Os analistas do Goldman Sachs destacam que, apesar dos choques externos enfrentados recentemente, a América Latina conseguiu aproveitar condições financeiras mais favoráveis em 2025, com a redução das taxas básicas de juros e a desvalorização do dólar. Para 2026, projeta-se que esse ambiente se mantenha, com petróleo em níveis baixos e possíveis alívios nas tarifas impostas pelos Estados Unidos, fatores que poderão contribuir para a estabilidade regional.

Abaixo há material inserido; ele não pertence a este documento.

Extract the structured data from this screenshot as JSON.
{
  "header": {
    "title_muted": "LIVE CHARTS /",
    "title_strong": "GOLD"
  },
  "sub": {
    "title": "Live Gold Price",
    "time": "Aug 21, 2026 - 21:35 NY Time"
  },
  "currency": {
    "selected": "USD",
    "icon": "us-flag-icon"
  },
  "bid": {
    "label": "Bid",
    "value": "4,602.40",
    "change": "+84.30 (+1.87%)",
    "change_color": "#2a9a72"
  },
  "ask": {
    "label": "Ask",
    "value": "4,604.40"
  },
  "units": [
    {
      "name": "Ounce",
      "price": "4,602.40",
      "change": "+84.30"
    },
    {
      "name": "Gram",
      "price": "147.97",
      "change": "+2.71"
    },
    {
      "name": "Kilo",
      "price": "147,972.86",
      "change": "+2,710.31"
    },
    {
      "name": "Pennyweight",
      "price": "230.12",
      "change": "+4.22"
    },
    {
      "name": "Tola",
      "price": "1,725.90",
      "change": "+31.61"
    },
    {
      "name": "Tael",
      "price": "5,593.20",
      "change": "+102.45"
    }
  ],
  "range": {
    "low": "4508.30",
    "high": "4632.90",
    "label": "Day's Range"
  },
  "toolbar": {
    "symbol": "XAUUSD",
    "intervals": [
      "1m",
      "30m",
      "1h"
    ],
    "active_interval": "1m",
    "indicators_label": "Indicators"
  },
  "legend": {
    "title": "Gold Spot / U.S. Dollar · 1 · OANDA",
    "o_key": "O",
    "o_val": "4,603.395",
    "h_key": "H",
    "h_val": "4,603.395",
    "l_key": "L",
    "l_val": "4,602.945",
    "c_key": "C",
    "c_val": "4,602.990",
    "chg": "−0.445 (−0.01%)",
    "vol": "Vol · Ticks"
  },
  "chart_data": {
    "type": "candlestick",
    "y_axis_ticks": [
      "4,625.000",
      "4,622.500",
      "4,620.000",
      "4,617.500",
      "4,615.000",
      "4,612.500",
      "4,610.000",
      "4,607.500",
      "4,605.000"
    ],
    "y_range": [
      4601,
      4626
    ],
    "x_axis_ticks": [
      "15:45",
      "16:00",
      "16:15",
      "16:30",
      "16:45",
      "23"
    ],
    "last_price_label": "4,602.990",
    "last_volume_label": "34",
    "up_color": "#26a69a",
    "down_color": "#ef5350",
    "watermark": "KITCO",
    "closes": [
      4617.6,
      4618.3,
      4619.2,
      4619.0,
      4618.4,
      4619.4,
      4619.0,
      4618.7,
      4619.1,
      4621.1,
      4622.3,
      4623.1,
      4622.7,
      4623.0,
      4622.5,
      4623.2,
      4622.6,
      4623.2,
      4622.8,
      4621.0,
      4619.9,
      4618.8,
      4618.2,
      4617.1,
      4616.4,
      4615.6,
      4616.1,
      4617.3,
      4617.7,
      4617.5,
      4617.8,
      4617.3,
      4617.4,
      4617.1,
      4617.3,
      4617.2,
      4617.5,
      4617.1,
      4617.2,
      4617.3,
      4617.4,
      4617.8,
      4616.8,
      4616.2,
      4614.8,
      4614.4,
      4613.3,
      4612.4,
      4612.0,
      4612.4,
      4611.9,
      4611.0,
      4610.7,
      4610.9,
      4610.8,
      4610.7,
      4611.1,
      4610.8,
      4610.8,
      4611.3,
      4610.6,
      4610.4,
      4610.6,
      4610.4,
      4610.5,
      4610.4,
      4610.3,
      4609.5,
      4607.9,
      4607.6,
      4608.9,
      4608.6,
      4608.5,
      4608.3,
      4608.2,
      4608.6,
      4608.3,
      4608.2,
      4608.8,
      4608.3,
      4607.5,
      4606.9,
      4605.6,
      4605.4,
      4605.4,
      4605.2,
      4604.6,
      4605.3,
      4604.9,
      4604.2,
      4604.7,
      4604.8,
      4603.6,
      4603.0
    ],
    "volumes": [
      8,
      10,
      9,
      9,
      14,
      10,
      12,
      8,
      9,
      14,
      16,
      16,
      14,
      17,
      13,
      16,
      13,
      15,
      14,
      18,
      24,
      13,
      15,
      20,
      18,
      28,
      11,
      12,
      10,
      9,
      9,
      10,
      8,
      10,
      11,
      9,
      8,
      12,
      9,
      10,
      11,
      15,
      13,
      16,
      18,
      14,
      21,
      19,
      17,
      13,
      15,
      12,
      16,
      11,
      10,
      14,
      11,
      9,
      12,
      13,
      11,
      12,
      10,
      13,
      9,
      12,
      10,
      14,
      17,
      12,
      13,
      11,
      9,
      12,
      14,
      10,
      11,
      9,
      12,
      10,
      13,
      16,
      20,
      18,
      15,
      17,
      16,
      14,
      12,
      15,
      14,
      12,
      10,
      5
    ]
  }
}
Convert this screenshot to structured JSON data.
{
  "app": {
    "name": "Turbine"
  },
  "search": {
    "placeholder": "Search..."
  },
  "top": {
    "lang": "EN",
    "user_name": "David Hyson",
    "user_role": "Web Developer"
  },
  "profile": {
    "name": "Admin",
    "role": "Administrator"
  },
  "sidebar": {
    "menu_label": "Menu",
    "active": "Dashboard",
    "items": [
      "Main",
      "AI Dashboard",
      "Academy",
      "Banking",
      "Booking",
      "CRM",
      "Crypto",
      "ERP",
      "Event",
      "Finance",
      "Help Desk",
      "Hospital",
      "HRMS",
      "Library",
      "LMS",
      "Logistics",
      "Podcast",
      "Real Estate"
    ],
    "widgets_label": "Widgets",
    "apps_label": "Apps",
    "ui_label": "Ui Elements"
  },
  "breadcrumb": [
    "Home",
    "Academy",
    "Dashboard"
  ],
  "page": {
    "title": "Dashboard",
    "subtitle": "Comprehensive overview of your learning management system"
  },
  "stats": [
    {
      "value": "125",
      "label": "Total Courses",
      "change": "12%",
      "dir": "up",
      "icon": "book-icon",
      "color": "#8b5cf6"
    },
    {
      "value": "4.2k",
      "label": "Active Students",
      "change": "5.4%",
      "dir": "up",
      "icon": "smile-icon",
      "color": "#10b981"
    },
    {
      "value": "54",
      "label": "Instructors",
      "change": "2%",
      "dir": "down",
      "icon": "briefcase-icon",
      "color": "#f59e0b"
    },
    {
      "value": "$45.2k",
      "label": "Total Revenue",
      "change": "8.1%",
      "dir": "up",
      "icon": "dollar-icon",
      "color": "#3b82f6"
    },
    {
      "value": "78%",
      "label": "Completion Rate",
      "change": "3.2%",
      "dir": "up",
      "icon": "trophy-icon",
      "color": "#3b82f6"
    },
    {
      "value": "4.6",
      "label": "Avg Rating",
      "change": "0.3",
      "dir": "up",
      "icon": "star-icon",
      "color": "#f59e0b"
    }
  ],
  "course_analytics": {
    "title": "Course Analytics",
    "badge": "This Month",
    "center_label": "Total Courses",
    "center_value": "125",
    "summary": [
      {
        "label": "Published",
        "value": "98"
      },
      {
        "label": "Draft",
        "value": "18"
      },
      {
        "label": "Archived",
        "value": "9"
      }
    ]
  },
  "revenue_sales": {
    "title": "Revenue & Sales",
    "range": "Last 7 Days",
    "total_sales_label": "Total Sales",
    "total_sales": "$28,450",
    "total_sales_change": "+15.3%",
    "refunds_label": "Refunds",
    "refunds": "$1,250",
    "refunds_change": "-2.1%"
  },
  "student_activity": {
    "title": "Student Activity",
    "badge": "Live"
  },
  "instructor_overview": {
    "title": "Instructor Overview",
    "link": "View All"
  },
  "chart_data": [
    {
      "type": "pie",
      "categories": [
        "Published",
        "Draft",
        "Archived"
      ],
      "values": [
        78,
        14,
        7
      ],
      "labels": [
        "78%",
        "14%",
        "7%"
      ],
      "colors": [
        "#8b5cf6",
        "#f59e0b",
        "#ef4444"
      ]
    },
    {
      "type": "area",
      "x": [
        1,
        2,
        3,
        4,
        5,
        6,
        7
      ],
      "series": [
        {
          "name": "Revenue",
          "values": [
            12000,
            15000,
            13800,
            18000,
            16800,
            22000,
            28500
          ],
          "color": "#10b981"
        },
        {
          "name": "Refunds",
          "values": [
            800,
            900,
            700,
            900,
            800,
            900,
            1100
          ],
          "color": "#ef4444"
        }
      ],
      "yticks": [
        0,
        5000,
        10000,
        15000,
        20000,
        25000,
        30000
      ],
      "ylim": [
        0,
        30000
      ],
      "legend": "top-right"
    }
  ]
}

No contexto do Brasil, o Goldman Sachs considera que há espaço para novos cortes na taxa Selic, que poderia ser reduzida de 15% para aproximadamente 12,5% ao longo do ano. Entretanto, essa redução dependerá do progresso da desinflação, da evolução das condições financeiras globais e do equilíbrio do cenário interno. A política monetária restritiva, semelhante à adotada pela Colômbia, limita um afrouxamento mais rápido, enquanto o ambiente eleitoral adiciona incertezas significativas às projeções econômicas.
A política fiscal brasileira continua sendo apontada como o principal ponto vulnerável da economia. A postura pró-cíclica, reforçada especialmente em ano eleitoral, tem levado à deterioração das expectativas econômicas e à desancoragem da inflação. Esse contexto motivou o Banco Central a interromper o ciclo de afrouxamento monetário e a retomar a elevação dos juros até o primeiro semestre de 2025.
Para 2026, a expectativa é de que a inflação brasileira permaneça acima de 4%, pressionada pela alta utilização da capacidade produtiva, normalização dos preços dos alimentos e pela condução da política fiscal. O desempenho do Produto Interno Bruto (PIB) do país deve refletir essas limitações, mantendo um ritmo de crescimento econômico moderado no próximo ano.
Dessa forma, o relatório do Goldman Sachs indica que o crescimento econômico no Brasil deve seguir moderado em 2026, com fatores internos e externos influenciando a estabilidade do cenário econômico regional e nacional.